Distintas y valiosas versiones de un gran tema de Bob Dylan.
Un niño de apenas once años se sube corriendo al vagón de un tren en marcha y comienza a relatar su muy particular historia. No es fácil concebir que un crío albergue tantas experiencias dentro. Ha sido músico toda su “larga” vida. Ha sido pianista. Guitarrista. Compositor de éxito. Pudo, incluso, según sus propios dichos, haberse convertido en millonario junto a cierta gente. ¿Cómo es que andas por estos lados?, le preguntan dos vagabundos que le sirven de espectadores. Entonces el chico mira hacia la hierba del campo como si fuera una correa sin fin. “El descuido”, dice y se queda en silencio. Corte. Otra escena.
La imagen que describo viene de una de los tantos momentos que componen “I am no there”, una biografía de Bob Dylan que no tiene nada de tradicional y en la que la figura del músico es representada por diversos alteregos interpretados a su vez por sobresalientes actores. La escena adquiere mayor sentido a medida que el filme avanza: el pibe es la génesis y la prolongación de este enorme cantante americnao.

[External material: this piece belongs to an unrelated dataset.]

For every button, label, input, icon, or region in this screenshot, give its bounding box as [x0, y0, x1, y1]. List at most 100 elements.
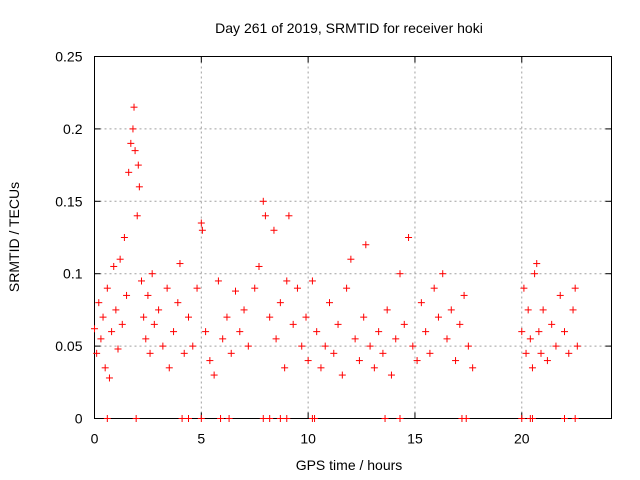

De un modo misterioso aunque real, Bob Dylan ha sabido traducir en sus canciones las almas de muchas otras personas. Solitarios perdedores y ambiciosos hombres de negocios, mujeres trabajadoras de sol a sol y hombres de manos grandes y corazón puro. Gentes. Gentes de aquí y allá.
Imposible no ver en Dylan al menos un aspecto de uno mismo. Un fragmento de quien se ha sido o de quien uno quisiera ser. La mente de Dylan parece contener un basto continente de experiencias y sensaciones. Es, en algún sentido, la sabiduría borgeana en clave de relato musical.
Su letra es ilustremente callejera y reveladora; y su música una energía que parte de lo simple y se pierde en el horizonte de lo complejo para luego volver llena de sorpresas.
Pero todo esto ya ha sido dicho y seguramente lo volverá a ser muchas otras veces.
Leí por ahí que Dylan tiene una marcada predilección por el western y por geografías como Texas. Lo desértico. Lo puro e inexplicable que es propio de la inmensidad.
Claro, uno se imagina a Dylan más como un habitante de la moderna Roma, Nueva York, que arriba de un caballo. Pero ahí lo tenemos con su sombrero de dos alas metido hasta las orejas, viendo clásicos de John Ford y sintiéndose un orgulloso hijo adoptivo del Oeste americano.
Entonces Dylan, como en sus canciones, comienza a trascender la fotografía del trovador que sobrevivió a los años de protesta y la “electrificación” del folk. Ahora también es un cowboy. Y el habitante marginal de una ciudad super poblada. Y el chico aquel que una vez fue un músico en Minessota. Y una estrella a la que nadie entiende pero todos pretenden traducir. Y un modelo de conducta al revés. Y un heredero de Rimbaud en una sociedad en la que a nadie le importa un pito quien es Rimbaud. ¡Y un amigo bastante cercano de George Bush! Un fugitivo (el mismo que terminó hace unas semanas preso en una comisaria porque los policías de Long Branch no le creyeron que él, Bob Dylan, era Bob Dylan). Un hombre hijo de muchísimos otros hombres y mujeres. Un rolling stone.
Diccionario de la vida, compendio de fórmulas para seguir vivo, embrujo que es todos los embrujos, manual para principiantes y avezados, como Zaratustra, un libro para todos y para nadie. Su obra nos inspira, nos salva y nos proteje del frío igual que un fuego nocturno en medio de la nada.